In spite of all these sensible arguments in favour of closure, however reluctant, the Government remained obdurate, totally inflexible to any suggestions. And why? Because Labor gave a guarantee that in its first three years of office no school would close. So no matter how expensive to the entire government school system, no matter what deprivations would be borne by other schools in the system to prop up Griffith, no matter what the educational cost to the pupils of Griffith if the school did not receive extra resources - no matter what these costs might have been - the Government was prepared to sacrifice primary school children simply to be seen to be keeping an ill-conceived, politically expedient promise made in the heat of an election campaign.

A misplaced sense of commitment, stubborn pride and an inflexible determination to have its own way blinded this Labor Government to doing what it really should do in the interests of educational fairness and equity to everyone in the government school system. You would not have been weak if you had closed the school. You would simply have been admitting that you were wrong. Indeed, I do not think you had any choice but to reverse your previous decision. If you had not closed the school it would have taken resources from other schools, as I have already conceded.

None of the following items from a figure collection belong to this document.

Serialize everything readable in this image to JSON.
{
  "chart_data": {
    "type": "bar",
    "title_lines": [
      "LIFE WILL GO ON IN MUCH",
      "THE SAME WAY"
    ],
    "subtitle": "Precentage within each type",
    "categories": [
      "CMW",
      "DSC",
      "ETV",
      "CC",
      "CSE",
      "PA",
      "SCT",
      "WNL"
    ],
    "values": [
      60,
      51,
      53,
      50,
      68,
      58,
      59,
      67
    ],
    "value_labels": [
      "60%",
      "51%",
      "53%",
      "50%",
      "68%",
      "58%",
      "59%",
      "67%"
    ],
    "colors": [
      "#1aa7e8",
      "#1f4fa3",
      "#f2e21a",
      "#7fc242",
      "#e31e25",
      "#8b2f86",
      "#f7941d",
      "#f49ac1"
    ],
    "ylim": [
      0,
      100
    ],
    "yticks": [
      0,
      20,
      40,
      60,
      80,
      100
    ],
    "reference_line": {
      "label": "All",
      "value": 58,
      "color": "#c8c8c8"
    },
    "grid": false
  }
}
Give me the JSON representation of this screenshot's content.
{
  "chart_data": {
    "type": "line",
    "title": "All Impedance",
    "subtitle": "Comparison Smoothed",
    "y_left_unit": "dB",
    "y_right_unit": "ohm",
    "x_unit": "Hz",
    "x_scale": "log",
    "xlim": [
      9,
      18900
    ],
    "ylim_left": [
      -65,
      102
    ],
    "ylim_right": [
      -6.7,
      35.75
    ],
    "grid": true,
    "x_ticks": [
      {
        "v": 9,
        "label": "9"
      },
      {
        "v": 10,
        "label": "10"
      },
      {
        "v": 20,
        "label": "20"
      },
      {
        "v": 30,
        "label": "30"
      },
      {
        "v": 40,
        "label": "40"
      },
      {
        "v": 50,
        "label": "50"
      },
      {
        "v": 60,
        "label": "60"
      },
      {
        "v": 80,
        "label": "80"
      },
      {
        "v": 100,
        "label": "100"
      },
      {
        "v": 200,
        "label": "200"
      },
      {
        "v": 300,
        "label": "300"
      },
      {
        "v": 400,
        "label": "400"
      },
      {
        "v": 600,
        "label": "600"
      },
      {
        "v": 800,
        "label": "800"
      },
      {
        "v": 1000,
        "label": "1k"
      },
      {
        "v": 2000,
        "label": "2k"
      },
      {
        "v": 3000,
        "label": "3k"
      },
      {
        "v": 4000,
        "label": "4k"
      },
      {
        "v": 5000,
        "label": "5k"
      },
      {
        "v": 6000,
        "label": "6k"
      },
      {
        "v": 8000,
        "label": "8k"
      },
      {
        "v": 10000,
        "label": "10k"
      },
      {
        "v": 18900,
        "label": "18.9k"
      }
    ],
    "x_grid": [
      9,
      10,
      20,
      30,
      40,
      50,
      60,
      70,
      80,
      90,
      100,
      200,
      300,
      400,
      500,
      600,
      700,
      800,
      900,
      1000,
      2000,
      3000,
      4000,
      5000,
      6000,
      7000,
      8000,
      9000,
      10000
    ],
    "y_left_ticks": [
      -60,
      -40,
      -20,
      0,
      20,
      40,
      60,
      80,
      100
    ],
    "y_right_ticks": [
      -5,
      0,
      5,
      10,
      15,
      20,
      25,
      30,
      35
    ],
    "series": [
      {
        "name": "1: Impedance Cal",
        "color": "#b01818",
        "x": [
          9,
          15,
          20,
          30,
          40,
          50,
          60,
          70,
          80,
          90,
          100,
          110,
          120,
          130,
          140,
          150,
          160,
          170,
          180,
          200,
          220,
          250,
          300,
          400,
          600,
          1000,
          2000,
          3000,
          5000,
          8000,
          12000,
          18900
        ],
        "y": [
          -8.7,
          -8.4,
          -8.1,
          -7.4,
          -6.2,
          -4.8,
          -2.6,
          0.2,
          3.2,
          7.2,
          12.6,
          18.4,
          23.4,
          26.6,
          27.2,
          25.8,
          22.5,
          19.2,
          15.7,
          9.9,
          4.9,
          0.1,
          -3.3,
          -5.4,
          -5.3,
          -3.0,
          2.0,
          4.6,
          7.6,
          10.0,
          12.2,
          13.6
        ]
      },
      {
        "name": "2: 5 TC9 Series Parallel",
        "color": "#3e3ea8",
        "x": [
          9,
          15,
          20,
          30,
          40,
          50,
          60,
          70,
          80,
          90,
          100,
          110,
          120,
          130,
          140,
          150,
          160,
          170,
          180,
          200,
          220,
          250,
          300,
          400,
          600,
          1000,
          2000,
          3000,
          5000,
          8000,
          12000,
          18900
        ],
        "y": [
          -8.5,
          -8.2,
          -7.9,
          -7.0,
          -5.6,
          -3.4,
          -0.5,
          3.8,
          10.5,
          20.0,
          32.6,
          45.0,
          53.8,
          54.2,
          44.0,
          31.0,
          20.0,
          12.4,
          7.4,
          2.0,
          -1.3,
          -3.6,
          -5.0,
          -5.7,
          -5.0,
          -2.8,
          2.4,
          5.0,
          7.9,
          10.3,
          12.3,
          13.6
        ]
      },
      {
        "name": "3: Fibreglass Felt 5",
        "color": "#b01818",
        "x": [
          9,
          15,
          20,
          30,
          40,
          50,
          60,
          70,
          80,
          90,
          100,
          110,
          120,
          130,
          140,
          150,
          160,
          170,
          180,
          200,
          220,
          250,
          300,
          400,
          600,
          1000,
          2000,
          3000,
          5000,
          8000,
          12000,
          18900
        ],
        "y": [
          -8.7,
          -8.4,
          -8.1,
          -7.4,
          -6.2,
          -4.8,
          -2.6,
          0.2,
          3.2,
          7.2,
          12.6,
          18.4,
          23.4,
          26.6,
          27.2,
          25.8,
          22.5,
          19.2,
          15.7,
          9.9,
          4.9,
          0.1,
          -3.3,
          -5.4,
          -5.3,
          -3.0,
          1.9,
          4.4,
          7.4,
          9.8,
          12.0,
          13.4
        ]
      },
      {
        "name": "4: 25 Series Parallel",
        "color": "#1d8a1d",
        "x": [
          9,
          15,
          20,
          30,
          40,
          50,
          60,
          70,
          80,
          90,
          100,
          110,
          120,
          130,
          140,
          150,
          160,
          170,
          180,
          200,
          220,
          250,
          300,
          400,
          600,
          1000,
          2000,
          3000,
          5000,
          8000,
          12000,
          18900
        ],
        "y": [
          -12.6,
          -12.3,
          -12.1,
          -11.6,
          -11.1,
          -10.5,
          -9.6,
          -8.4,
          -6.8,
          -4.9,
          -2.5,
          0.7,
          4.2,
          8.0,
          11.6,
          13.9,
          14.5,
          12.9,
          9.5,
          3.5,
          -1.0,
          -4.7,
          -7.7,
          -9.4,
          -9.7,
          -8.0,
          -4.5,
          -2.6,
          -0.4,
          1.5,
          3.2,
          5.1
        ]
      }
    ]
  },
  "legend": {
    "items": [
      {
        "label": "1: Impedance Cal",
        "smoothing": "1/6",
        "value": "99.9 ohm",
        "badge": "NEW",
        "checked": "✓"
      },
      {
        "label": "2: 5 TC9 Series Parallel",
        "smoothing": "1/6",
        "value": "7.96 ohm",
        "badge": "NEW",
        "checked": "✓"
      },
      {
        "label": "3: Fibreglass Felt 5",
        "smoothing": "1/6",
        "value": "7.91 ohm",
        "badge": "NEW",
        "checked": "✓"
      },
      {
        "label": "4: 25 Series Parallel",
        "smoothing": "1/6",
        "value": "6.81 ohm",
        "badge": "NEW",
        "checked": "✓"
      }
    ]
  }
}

If you had de-twinned in an attempt to preserve the campus, it would have still cost your Government more resources, because I understood that the existing resources were shared with Narrabundah on a pro rata basis. I also hazard a suggestion that, rather than see enrolments increase, we would more likely have seen the numbers decrease at Griffith as more parents realised the futility of trying to keep the school open. Of course that is exactly what happened. From the time Griffith's problems became public the numbers fell from 57 to 49 to 34, and I submit that that is exactly what the Government wanted.

There is an old adage in education that parents close schools, governments do not. That is what the Government played upon in the hope that they would be able to wriggle out of breaking their promise, so that it appeared that the parents closed Griffith. No wonder Pam Cahir, president of the P and C association and no great friend of the conservatives, on the radio this morning called the action reprehensible. You have been caught out with a stupid ill-considered promise to gain votes, and now you have to renege upon that promise.

MADAM SPEAKER: Order! It being 12.30 pm, the debate is interrupted in accordance with standing order 77 as amended by temporary order.